I moved down to Florida by myself many years ago. Whenever (mostly older) people heard that I was down here single and away from my family, they would ask me with a knowing glint in their eyes, "Oh. Did you move down here for a boy??" That question upset me every time. "No," I would tell them as I tried to remain calm. "I moved down here for my career." Which is true. I moved down here because I got a great job offer. It didn't matter that I only knew one other person who lived down here at the time. (And, no, that person was not a male.) It was what I needed to do to move ahead in my work journey and so I did it. I tried not to be upset by the question because to the people asking it seemed reasonable -- a young girl moving away from her family must be because she is about to start her own family, right? This is exactly the type of built in societal mindset that Lean In discusses and wants to correct.

There were so many good points that I took to heart while reading this. The idea that we are no longer talking about climbing a corporate ladder, but instead making our way up a corporate jungle gym was fantastic. There's no one way to career success, and it doesn't have to be a straight shot. Having been in several organizations that have tried and been unsuccessful in mentorship, I found the chapter about "Are you my mentor?" interesting. The idea with that one was that mentors are needed, yes, but forced mentors won't make or break anyone. Sandberg talks about the idea that if women are going to lean in to their careers, men need to lean in to family and home life: raising the children, doing things around the house, etc. And of course the simple idea that in order to make a work environment that fosters women to grow in their careers, we need women at the top who can understand what women need. Yes and yes and yes and yes.

I did struggle with a few things about the book. Sandberg came across as preachy a lot of the times. She had a lot of "I believe..." statements, but she also had a lot of "We must..." and "This can't happen..." statements, too. And a few times she did the thing where she highlighted a problem, declared that it must be changed, but offered no ideas on how to change it. One example that stands out in mind is the idea that companies are often afraid to ask women questions about their family life because they are afraid of getting sued. Sandberg was pretty much like -- and I'm paraphrasing here --, "I don't know how to fix this problem, but it's a problem, and it must be fixed."
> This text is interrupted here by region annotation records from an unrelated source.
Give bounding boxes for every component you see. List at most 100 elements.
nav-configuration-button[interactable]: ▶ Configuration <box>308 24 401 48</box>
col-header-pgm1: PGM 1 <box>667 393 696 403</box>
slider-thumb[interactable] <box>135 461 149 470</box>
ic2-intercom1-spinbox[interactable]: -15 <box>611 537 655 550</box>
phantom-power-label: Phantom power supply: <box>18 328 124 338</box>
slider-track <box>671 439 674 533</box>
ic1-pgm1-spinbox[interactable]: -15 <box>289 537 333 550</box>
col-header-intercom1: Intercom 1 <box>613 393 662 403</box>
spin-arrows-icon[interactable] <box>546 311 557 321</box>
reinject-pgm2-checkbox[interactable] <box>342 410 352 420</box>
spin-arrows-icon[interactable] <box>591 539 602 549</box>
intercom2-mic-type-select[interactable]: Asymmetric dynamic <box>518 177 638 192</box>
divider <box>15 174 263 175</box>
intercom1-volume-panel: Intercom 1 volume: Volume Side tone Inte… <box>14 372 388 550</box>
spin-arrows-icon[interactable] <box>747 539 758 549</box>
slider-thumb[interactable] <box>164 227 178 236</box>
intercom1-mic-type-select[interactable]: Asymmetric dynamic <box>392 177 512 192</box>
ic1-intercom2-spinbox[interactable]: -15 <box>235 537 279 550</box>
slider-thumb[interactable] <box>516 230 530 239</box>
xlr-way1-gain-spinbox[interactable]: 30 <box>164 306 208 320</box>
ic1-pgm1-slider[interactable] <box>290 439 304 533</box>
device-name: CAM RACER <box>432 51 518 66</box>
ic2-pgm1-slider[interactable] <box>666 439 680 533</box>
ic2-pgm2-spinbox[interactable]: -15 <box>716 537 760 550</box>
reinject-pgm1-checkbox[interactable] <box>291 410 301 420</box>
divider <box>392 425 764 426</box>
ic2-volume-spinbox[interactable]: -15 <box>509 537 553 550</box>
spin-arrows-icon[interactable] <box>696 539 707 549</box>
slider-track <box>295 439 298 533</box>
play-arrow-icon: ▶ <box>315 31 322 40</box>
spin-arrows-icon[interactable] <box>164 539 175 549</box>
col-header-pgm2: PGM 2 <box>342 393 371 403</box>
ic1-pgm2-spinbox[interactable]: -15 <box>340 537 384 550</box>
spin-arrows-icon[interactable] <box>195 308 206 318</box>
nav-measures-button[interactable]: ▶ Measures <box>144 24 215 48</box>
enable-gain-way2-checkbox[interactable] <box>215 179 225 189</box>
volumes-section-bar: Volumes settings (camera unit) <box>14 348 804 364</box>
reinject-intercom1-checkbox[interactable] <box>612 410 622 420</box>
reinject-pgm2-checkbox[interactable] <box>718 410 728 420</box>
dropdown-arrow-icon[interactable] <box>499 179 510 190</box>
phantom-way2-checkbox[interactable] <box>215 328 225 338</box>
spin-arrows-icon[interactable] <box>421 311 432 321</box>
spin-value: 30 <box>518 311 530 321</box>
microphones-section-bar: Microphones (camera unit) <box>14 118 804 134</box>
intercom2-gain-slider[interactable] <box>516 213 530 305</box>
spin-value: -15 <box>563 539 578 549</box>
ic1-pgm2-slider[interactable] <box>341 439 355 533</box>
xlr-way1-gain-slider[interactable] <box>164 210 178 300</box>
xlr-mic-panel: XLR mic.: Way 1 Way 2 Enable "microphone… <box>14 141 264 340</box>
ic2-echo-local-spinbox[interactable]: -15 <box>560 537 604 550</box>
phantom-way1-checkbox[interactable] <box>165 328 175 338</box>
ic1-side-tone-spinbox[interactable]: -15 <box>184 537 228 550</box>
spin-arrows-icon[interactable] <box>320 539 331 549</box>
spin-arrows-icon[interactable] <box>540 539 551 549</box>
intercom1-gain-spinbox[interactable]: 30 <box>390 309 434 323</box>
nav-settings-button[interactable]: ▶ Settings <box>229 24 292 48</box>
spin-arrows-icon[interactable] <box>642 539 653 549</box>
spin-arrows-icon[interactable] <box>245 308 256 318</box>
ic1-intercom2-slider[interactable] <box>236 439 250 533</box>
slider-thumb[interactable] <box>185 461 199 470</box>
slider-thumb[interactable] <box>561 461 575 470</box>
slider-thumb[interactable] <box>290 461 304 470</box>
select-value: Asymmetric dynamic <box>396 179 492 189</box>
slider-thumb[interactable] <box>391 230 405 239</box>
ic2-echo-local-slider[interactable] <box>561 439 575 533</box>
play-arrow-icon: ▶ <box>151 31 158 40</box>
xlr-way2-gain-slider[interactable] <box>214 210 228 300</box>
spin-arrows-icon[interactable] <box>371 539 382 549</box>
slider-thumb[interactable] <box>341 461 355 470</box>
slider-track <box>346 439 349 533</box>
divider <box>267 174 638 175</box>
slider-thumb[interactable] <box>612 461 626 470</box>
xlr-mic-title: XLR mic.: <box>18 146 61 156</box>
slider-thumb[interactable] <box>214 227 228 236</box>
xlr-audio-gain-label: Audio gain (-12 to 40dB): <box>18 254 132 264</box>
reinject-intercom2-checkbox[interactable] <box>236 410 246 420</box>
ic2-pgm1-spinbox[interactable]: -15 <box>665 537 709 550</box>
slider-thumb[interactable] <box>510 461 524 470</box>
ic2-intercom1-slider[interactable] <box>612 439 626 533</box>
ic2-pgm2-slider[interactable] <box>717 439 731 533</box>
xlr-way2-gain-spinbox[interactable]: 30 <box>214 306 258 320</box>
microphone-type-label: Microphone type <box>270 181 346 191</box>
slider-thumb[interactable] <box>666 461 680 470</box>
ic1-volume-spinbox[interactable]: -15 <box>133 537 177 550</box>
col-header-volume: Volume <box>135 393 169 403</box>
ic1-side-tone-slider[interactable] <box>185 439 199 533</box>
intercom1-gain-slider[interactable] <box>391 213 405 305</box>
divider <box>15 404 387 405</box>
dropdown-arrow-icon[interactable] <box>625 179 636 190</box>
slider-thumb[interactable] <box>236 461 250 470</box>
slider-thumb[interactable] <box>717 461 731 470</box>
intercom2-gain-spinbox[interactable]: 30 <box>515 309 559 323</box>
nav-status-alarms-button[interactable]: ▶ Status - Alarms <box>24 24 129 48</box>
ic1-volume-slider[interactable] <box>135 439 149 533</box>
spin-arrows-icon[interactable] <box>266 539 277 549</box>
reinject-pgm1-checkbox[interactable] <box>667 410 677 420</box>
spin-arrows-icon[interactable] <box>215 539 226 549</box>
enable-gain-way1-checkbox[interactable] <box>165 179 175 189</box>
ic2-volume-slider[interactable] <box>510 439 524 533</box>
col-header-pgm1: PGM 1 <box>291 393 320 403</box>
My sister is a physician and she always jokes that people never tell her husband, "Wow, you're so lucky, you married a doctor!" Lean In is looking toward a world where women doctors, male nurses, women CEOs, male stay-at-home parents are not the exception, but the norm. I agree with Sandberg that this generation is not there yet. But we will continue to work at it and be an example for our children, and we can hope that the next generation will be closer to this ideal of equality.